Federal procurement and agencies will reduce AI supply-chain and cybersecurity risk by using a public list and removing covered foreign-adversary AI, protecting government data and operations.
Establishes administrative remedies, exceptions, and oversight: companies can petition for removal, agencies can grant scientifically valid research and mission‑critical exceptions, and exceptions receive increased oversight and congressional notice—improving accountability and reducing wrongful inclusions over time.
Makes information about foreign‑adversary–linked AI used in federal acquisitions public, increasing transparency for taxpayers and the public about procurement risks.
The bill will raise costs and create procurement disruption: agencies and taxpayers face short‑term expenses to replace/remove covered AI, potential delays, and ongoing administrative costs to maintain and update the list; ownership-definition rules may also create supply‑chain uncertainty for vendors and contractors.
Erroneous, opaque, or poorly explained determinations could chill vendors, reduce competition, and complicate federal procurement if vendors fear being mislabeled or excluded.
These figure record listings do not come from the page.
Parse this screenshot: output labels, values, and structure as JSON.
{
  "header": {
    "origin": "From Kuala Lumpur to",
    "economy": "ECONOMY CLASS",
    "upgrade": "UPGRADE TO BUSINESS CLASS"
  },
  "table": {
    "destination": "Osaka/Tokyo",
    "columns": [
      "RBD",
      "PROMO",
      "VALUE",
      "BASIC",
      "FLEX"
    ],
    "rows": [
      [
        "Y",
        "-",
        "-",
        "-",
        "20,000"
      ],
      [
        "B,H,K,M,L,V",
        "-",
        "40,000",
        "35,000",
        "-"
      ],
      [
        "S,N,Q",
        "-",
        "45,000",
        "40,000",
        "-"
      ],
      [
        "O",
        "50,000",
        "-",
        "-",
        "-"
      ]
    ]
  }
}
Narrow exception criteria and administrative burdens could impede agency operations and risk temporary disruption of mission‑critical functions.
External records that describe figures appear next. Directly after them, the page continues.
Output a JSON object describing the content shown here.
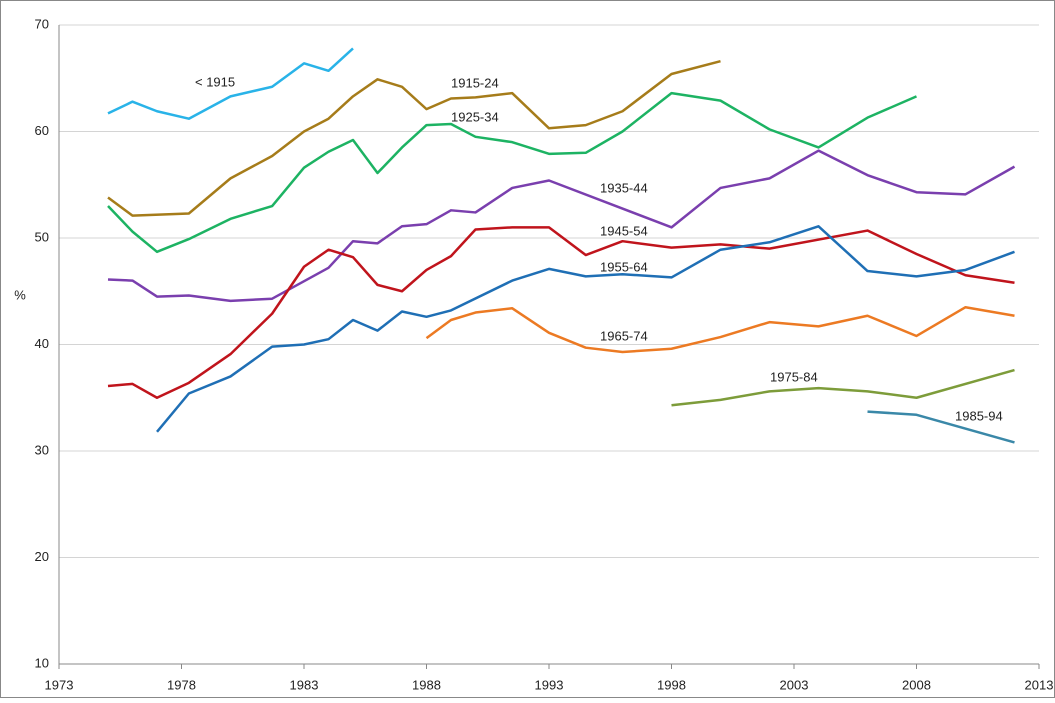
{
  "chart_data": {
    "type": "line",
    "y_label": "%",
    "xlim": [
      1973,
      2013
    ],
    "xticks": [
      1973,
      1978,
      1983,
      1988,
      1993,
      1998,
      2003,
      2008,
      2013
    ],
    "ylim": [
      10,
      70
    ],
    "yticks": [
      10,
      20,
      30,
      40,
      50,
      60,
      70
    ],
    "grid": true,
    "series": [
      {
        "name": "< 1915",
        "color": "#29b3e8",
        "x": [
          1975,
          1976,
          1977,
          1978.3,
          1980,
          1981.7,
          1983,
          1984,
          1985
        ],
        "values": [
          61.7,
          62.8,
          61.9,
          61.2,
          63.3,
          64.2,
          66.4,
          65.7,
          67.8
        ]
      },
      {
        "name": "1915-24",
        "color": "#a67c1a",
        "x": [
          1975,
          1976,
          1978.3,
          1980,
          1981.7,
          1983,
          1984,
          1985,
          1986,
          1987,
          1988,
          1989,
          1990,
          1991.5,
          1993,
          1994.5,
          1996,
          1998,
          2000
        ],
        "values": [
          53.8,
          52.1,
          52.3,
          55.6,
          57.7,
          60.0,
          61.2,
          63.3,
          64.9,
          64.2,
          62.1,
          63.1,
          63.2,
          63.6,
          60.3,
          60.6,
          61.9,
          65.4,
          66.6
        ]
      },
      {
        "name": "1925-34",
        "color": "#1db363",
        "x": [
          1975,
          1976,
          1977,
          1978.3,
          1980,
          1981.7,
          1983,
          1984,
          1985,
          1986,
          1987,
          1988,
          1989,
          1990,
          1991.5,
          1993,
          1994.5,
          1996,
          1998,
          2000,
          2002,
          2004,
          2006,
          2008
        ],
        "values": [
          53.0,
          50.6,
          48.7,
          49.9,
          51.8,
          53.0,
          56.6,
          58.1,
          59.2,
          56.1,
          58.5,
          60.6,
          60.7,
          59.5,
          59.0,
          57.9,
          58.0,
          60.0,
          63.6,
          62.9,
          60.2,
          58.5,
          61.3,
          63.3
        ]
      },
      {
        "name": "1935-44",
        "color": "#7a3fae",
        "x": [
          1975,
          1976,
          1977,
          1978.3,
          1980,
          1981.7,
          1984,
          1985,
          1986,
          1987,
          1988,
          1989,
          1990,
          1991.5,
          1993,
          1998,
          2000,
          2002,
          2004,
          2006,
          2008,
          2010,
          2012
        ],
        "values": [
          46.1,
          46.0,
          44.5,
          44.6,
          44.1,
          44.3,
          47.2,
          49.7,
          49.5,
          51.1,
          51.3,
          52.6,
          52.4,
          54.7,
          55.4,
          51.0,
          54.7,
          55.6,
          58.2,
          55.9,
          54.3,
          54.1,
          56.7
        ]
      },
      {
        "name": "1945-54",
        "color": "#c0141c",
        "x": [
          1975,
          1976,
          1977,
          1978.3,
          1980,
          1981.7,
          1983,
          1984,
          1985,
          1986,
          1987,
          1988,
          1989,
          1990,
          1991.5,
          1993,
          1994.5,
          1996,
          1998,
          2000,
          2002,
          2006,
          2008,
          2010,
          2012
        ],
        "values": [
          36.1,
          36.3,
          35.0,
          36.4,
          39.1,
          42.9,
          47.3,
          48.9,
          48.2,
          45.6,
          45.0,
          47.0,
          48.3,
          50.8,
          51.0,
          51.0,
          48.4,
          49.7,
          49.1,
          49.4,
          49.0,
          50.7,
          48.5,
          46.5,
          45.8
        ]
      },
      {
        "name": "1955-64",
        "color": "#1f6fb5",
        "x": [
          1977,
          1978.3,
          1980,
          1981.7,
          1983,
          1984,
          1985,
          1986,
          1987,
          1988,
          1989,
          1991.5,
          1993,
          1994.5,
          1996,
          1998,
          2000,
          2002,
          2004,
          2006,
          2008,
          2010,
          2012
        ],
        "values": [
          31.8,
          35.4,
          37.0,
          39.8,
          40.0,
          40.5,
          42.3,
          41.3,
          43.1,
          42.6,
          43.2,
          46.0,
          47.1,
          46.4,
          46.6,
          46.3,
          48.9,
          49.6,
          51.1,
          46.9,
          46.4,
          47.0,
          48.7
        ]
      },
      {
        "name": "1965-74",
        "color": "#ec7a23",
        "x": [
          1988,
          1989,
          1990,
          1991.5,
          1993,
          1994.5,
          1996,
          1998,
          2000,
          2002,
          2004,
          2006,
          2008,
          2010,
          2012
        ],
        "values": [
          40.6,
          42.3,
          43.0,
          43.4,
          41.1,
          39.7,
          39.3,
          39.6,
          40.7,
          42.1,
          41.7,
          42.7,
          40.8,
          43.5,
          42.7
        ]
      },
      {
        "name": "1975-84",
        "color": "#7d9c3a",
        "x": [
          1998,
          2000,
          2002,
          2004,
          2006,
          2008,
          2012
        ],
        "values": [
          34.3,
          34.8,
          35.6,
          35.9,
          35.6,
          35.0,
          37.6
        ]
      },
      {
        "name": "1985-94",
        "color": "#3a88a8",
        "x": [
          2006,
          2008,
          2012
        ],
        "values": [
          33.7,
          33.4,
          30.8
        ]
      }
    ]
  }
}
Based on analysis of 3 sections of legislative text.
Creates a public federal list of AI tied to designated foreign adversaries and directs agencies to review and exclude covered AI unless a narrow exception applies.
Introduced June 25, 2025 by John Moolenaar · Last progress June 25, 2025
Creates a public federal list of artificial intelligence (AI) products or services tied to designated “foreign adversaries” and directs federal agencies to review and consider excluding or removing listed AI from their acquisitions and use unless a written exception applies. The bill gives the Federal Acquisition Security Council (FASC) 60 days after enactment to compile the initial list, requires periodic updates, and tasks OMB with publishing the list publicly. Agencies must complete a review within 90 days and use existing procurement authorities to mitigate risks; agency heads may approve exceptions for specified purposes (scientifically valid research, testing/evaluation, counterterrorism/counterintelligence, or to preserve mission-critical functions) after notifying OMB and certain congressional committees. The bill also allows vendors to seek removal from the list by certifying and supporting that they are not produced or developed by a foreign adversary.